Ernest Cline's 2011 bestseller was like a fanboy's wet dreamset in a near-future dystopia where most everyone spends all their time logged into a next-next-level virtual reality world, in which knowledge of geek pop culture is insanely valuable and even the stuff of heroes. The hero is Wade Watts (Tye Sheridan), an awkward geek whose parents were killed when he was young, forcing him to live with his poor aunt. The virtual world, known as The OASIS, is his refuge, and he knows all there is to know about video games, 80s movies and comic books. He's got a crush on a girl he's only seen as an avatar online (Olivia Cooke), who will soon enough present herself in the real world and not disappoint (told you, this really is a wet dream).
The girl's real name is Samantha, and she recruits Wade to her resistance army, which is trying to solve a set of riddles laid out by the late likely-autistic creator of the OASIS (Mark Rylance in a convincing white wig is one of the highlights). Wade has already dedicated his life to this hunt, both because it guarantees great riches and control of the OASIS, and because he wants to beat out IOI, the big bad corporation that's sparing no expense in trying to find the ultimate Easter egg, as they call it, first. The book explains that IOI's chief executive plans on privatizing the OASIS and making it impossible for poor people to access it, but the movie only makes a joke about how much ad space IOI could sell if they controlled the OASIS.
That being the case, we never really feel the stakes of the movie, but we are assured it's highly urgent. To be fair, it's not hard to hate giant corporations, especially ones run by someone as weasley as Ben Mendelsohn, who has no problem killing when needed, but there are no real personal stakes either.
Wade is even an avatar in real life, representing every geeky white guy who hates his real life and just wants someone to appreciate "Star Wars" with him. We know nothing about his thoughts, desires, habits or hobbies, and clearly they don't matter much, as he falls in love with Samantha before ever meeting her.
Wade's other virtual friends, each of whom he eventually meets IRL, are even more paper-thin. Lena Waithe plays his best friend, a hulking avatar who turns out to be a woman named Helen. She provides comic relief in VR form, and plenty of natural charm when we see her for real, but we know literally nothing about her, or any of the rest of the gang.

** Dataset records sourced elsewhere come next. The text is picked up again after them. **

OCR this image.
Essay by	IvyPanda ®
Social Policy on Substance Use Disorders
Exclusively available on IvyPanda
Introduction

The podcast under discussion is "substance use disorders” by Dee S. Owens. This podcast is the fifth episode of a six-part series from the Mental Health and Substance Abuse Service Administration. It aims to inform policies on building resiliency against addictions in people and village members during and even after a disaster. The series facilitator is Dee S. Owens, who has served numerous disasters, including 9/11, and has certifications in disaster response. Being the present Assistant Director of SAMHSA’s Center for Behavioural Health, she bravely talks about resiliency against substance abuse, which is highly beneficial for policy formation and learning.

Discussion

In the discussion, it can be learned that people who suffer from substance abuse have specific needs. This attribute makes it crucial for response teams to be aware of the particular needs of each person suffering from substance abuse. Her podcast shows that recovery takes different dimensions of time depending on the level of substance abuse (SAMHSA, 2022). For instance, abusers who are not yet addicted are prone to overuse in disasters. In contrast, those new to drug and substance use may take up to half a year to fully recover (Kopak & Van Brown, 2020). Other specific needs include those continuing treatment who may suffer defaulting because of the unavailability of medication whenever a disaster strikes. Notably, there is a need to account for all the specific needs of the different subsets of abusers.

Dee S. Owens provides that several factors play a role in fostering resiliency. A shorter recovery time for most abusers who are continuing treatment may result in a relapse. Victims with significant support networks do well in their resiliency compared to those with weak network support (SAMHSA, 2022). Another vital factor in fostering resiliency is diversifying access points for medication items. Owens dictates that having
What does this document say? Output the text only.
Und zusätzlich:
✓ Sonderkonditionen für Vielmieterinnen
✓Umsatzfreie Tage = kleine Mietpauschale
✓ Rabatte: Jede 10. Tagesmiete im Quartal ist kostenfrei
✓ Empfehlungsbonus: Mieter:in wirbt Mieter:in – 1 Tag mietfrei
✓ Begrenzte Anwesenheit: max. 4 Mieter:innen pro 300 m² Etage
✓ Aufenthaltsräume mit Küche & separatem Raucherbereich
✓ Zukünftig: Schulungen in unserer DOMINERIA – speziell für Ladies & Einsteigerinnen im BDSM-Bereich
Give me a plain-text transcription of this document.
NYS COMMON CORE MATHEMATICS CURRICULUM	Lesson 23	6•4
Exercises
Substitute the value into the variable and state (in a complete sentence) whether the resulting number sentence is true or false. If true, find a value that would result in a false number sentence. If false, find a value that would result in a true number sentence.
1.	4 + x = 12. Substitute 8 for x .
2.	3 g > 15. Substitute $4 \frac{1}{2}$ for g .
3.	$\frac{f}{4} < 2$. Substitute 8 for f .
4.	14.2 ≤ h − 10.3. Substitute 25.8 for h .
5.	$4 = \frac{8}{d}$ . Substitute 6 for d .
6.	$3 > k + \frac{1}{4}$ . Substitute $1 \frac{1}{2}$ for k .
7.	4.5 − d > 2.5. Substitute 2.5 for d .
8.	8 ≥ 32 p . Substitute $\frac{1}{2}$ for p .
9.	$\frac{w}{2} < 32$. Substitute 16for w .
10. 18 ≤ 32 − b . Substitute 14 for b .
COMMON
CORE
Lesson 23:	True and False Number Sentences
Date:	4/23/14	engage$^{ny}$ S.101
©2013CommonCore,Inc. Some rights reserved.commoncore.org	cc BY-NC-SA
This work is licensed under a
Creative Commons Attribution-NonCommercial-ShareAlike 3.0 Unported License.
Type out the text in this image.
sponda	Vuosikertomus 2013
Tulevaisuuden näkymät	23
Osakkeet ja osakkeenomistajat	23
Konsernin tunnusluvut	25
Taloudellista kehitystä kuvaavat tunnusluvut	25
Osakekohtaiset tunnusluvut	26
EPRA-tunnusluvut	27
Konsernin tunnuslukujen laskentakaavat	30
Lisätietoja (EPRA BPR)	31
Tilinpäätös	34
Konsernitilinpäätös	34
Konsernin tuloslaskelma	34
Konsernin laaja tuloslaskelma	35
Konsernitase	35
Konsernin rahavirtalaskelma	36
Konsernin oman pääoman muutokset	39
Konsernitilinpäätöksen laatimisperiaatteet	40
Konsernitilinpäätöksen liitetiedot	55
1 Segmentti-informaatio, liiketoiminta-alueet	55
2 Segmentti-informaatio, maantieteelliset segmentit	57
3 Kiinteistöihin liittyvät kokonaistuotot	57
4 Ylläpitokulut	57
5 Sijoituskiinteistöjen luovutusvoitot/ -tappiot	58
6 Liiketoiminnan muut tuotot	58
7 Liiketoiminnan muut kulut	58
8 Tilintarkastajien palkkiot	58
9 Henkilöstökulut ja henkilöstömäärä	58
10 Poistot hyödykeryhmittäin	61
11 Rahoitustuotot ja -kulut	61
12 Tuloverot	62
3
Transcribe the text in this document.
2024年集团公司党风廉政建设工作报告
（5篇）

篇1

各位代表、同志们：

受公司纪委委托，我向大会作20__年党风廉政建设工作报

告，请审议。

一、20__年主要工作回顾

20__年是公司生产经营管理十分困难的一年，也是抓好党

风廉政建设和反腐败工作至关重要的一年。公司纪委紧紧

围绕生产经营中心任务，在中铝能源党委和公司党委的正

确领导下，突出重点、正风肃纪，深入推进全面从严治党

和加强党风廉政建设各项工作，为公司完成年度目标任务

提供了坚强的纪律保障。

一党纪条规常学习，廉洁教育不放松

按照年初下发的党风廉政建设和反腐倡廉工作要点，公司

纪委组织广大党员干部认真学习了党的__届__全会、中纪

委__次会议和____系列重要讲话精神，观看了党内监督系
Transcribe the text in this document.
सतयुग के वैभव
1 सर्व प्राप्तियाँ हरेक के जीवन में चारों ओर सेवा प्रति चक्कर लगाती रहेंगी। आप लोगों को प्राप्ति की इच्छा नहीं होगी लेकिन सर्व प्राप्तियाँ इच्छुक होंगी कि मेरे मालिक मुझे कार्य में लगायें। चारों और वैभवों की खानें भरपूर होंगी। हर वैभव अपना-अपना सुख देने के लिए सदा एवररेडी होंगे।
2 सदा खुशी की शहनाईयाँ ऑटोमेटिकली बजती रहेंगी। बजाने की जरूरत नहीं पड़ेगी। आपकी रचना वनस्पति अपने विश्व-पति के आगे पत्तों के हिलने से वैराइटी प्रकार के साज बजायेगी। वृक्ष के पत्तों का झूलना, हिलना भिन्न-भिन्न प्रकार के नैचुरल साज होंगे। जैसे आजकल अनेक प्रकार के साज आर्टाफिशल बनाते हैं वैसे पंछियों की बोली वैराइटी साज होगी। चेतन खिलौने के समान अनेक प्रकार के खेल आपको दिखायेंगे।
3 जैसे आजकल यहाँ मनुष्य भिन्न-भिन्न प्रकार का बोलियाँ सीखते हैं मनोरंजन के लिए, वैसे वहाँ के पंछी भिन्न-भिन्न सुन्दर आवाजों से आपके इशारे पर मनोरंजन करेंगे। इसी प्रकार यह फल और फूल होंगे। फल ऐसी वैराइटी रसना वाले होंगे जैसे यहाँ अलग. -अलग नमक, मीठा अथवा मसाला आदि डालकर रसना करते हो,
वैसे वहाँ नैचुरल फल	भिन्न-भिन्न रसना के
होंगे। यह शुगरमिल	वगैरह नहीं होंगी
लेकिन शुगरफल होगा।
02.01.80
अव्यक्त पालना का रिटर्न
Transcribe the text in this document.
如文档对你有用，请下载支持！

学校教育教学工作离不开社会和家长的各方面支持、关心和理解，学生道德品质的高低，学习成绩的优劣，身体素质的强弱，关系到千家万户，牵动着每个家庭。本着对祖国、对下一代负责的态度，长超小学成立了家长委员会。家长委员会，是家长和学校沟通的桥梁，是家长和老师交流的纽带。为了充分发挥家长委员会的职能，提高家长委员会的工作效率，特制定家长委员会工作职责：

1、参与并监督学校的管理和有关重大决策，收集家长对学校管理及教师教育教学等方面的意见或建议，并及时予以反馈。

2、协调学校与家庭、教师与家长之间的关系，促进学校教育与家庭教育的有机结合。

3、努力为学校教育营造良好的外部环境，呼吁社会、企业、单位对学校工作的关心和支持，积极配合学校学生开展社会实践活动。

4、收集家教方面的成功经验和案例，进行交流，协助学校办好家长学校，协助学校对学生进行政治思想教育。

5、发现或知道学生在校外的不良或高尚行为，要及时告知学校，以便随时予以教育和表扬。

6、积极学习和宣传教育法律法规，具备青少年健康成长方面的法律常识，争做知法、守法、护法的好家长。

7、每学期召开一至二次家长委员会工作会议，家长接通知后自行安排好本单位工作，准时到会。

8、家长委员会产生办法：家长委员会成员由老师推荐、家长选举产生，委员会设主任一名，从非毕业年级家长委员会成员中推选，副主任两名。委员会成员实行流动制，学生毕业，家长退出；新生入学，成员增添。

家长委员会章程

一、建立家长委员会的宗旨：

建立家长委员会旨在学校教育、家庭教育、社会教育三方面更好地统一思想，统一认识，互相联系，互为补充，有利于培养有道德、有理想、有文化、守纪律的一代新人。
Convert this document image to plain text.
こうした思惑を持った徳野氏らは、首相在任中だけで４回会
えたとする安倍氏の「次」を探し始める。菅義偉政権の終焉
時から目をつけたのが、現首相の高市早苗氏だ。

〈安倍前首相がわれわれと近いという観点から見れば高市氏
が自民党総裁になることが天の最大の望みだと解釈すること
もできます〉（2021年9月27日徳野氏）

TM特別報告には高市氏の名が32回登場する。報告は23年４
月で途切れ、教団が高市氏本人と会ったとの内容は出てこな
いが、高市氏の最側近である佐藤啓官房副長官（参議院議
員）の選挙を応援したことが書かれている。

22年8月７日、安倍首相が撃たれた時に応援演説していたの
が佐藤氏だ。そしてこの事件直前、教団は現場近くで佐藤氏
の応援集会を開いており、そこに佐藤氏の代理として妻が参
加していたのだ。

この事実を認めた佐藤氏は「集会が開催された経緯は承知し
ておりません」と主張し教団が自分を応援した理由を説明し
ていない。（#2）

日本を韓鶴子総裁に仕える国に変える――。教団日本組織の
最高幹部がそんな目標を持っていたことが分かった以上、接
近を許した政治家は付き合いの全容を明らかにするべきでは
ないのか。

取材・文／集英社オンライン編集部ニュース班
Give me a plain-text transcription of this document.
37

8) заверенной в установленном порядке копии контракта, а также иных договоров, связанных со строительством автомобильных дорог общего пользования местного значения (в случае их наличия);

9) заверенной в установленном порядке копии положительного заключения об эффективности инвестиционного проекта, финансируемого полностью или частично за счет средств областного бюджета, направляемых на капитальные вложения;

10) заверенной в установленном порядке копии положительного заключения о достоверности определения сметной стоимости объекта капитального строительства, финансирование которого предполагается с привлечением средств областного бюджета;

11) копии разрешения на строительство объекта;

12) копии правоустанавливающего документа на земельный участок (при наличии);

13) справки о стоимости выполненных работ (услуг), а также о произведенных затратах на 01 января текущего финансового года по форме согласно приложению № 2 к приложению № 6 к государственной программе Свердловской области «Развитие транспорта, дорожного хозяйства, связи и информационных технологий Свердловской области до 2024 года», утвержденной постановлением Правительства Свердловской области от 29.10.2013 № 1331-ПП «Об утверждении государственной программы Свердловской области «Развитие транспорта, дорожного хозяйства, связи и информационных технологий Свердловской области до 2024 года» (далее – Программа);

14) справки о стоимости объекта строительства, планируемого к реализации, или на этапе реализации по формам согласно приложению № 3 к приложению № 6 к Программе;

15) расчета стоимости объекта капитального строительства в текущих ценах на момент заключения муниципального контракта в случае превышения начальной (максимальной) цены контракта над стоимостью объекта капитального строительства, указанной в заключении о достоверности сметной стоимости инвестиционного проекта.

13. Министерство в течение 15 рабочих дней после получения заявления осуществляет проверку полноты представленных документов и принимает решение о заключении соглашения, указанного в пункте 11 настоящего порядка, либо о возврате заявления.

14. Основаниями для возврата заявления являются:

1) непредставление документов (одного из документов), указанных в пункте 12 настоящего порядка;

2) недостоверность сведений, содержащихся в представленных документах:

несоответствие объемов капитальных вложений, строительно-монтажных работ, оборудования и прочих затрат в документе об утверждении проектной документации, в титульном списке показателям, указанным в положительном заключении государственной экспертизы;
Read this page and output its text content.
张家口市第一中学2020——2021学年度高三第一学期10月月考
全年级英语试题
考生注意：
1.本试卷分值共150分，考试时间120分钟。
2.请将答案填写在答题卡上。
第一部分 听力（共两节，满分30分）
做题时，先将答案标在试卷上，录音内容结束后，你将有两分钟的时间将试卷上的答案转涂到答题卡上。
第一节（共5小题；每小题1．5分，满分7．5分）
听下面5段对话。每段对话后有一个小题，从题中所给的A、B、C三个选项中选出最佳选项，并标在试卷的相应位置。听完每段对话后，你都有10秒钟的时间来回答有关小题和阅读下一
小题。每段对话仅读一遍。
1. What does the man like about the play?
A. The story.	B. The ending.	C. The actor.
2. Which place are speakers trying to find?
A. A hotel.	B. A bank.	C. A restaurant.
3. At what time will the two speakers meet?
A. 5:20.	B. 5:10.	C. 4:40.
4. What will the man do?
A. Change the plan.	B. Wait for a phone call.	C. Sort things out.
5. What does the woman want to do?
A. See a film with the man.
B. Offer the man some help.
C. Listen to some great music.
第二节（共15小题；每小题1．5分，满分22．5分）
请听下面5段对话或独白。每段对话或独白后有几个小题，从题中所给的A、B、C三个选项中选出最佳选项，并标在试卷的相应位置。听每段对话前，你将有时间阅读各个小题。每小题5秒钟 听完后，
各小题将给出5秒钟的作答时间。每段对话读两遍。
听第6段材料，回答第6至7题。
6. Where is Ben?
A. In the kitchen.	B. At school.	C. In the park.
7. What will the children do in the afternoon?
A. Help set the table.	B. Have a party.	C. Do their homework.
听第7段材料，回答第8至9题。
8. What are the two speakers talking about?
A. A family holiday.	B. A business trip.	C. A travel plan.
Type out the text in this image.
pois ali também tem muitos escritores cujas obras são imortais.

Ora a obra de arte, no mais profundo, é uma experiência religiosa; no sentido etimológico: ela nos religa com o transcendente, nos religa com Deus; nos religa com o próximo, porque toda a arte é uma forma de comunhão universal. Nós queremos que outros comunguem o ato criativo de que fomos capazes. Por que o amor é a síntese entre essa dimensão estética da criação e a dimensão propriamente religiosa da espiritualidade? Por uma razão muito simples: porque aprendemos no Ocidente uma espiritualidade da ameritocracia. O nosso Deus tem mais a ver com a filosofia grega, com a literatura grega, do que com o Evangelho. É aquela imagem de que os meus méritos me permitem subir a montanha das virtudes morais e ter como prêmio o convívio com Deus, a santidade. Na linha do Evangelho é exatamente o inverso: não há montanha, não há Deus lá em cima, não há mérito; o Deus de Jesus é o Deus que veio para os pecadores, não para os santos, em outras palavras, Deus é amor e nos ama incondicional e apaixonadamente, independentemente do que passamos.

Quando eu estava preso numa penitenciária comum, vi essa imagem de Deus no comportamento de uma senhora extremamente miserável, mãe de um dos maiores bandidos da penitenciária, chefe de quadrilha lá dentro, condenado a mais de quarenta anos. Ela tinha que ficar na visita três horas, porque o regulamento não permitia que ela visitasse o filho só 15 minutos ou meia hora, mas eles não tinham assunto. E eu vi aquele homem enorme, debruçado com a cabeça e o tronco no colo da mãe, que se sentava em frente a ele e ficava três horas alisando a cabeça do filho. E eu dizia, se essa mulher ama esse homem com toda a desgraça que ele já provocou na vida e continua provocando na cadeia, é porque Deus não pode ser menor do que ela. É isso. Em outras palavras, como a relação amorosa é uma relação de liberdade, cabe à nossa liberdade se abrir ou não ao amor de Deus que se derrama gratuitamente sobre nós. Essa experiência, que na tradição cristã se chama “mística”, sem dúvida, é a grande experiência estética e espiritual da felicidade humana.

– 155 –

That's a function of not being supposed to talk about your real life in the OASIS, but rules are made to be broken, and anyway, they're together in the real world long enough to flesh out some stories, even if the camera always does stay with Wade.
At two hours and twenty minutes, the film also really drags. The third act in particular takes forever, which is a snooze because again, we don't feel any stakes. When the nostalgic elements disappear for awhile, you realize how little there is to keep your attention.
The visual effects are incredible and the production design lavish, no question about it. But the whole message of the film is supposed to be that it's important to live in the real world, and "Ready Player One”" couldn't be more of a thin fantasy.